Guneet "Bunty" Walia is an Indian film producer and sports entrepreneur. He produced Lamhaa, Hello Brother, Ek Ajnabee and Pyaar Kiya To Darna Kya

He is chief operating officer for the Jaipur Pink Panthers, (a professional kabaddi team). The PKL team is officially managed by Walia's sports management firm, GS Sports. He has been with the team since its inception.

==Filmography==

| Year | Movie | Role |
|---|---|---|
| 2016 | Chowky | as Producer |
| 2010 | Lamhaa | as Producer |
| 2005 | Ek Ajnabee | as Producer |
| 2002 | Maine Dil Tujhko Diya | as Producer |
| 1999 | Hello Brother | as Producer |
| 1998 | Pyaar Kiya To Darna Kya | as Producer |
| 2012 | Bihaad | as Producer |
| 2012 | Gangs of London | as Producer |

==Personal life==
Bunty Walia was married to Suman Ranganath in 2006, but they split in May 2007. Later he married Vanessa Parmar of Mumbai. The couple share two children. He is brother of Juspreet Singh Walia.

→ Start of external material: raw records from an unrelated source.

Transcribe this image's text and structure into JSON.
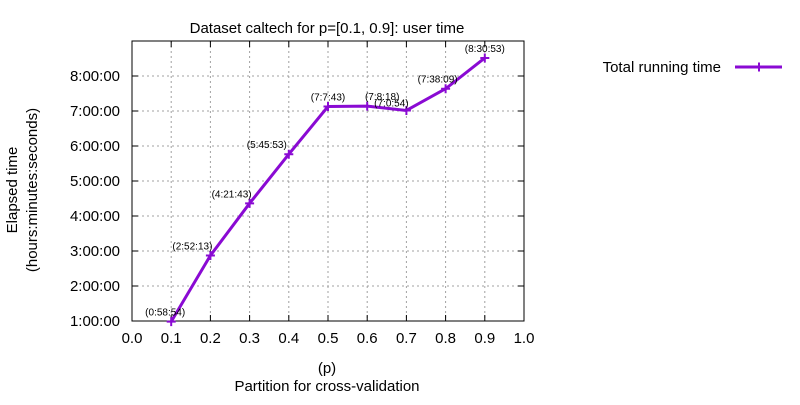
{
  "chart_data": {
    "type": "line",
    "title": "Dataset caltech for p=[0.1, 0.9]: user time",
    "xlabel_line1": "(p)",
    "xlabel_line2": "Partition for cross-validation",
    "ylabel_line1": "Elapsed time",
    "ylabel_line2": "(hours:minutes:seconds)",
    "xlim": [
      0.0,
      1.0
    ],
    "ylim_seconds": [
      3600,
      32400
    ],
    "x_ticks": [
      "0.0",
      "0.1",
      "0.2",
      "0.3",
      "0.4",
      "0.5",
      "0.6",
      "0.7",
      "0.8",
      "0.9",
      "1.0"
    ],
    "y_ticks": [
      "1:00:00",
      "2:00:00",
      "3:00:00",
      "4:00:00",
      "5:00:00",
      "6:00:00",
      "7:00:00",
      "8:00:00"
    ],
    "grid": true,
    "legend_position": "top-right, outside plot",
    "series": [
      {
        "name": "Total running time",
        "color": "#8a0ad3",
        "x": [
          0.1,
          0.2,
          0.3,
          0.4,
          0.5,
          0.6,
          0.7,
          0.8,
          0.9
        ],
        "y_seconds": [
          3534,
          10333,
          15703,
          20753,
          25663,
          25698,
          25254,
          27489,
          30653
        ],
        "point_labels": [
          "(0:58:54)",
          "(2:52:13)",
          "(4:21:43)",
          "(5:45:53)",
          "(7:7:43)",
          "(7:8:18)",
          "(7:0:54)",
          "(7:38:09)",
          "(8:30:53)"
        ]
      }
    ]
  }
}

== G.S. Worldwide Entertainment ==
Bunty is the chairman of GS Worldwide Entertainment, an entertainment company that produces movies.

== Philanthropy ==
Bunty has contributed to the Magic Bus charity that aids underprivileged children. He has raised funds for other charities, including self-defense for women. Another portion of the will be to fund the state-of-the-art-gym at Andheri Sports Complex. He has organized charity football match with actors and athletes to raise more funds for the Magic Bus charity.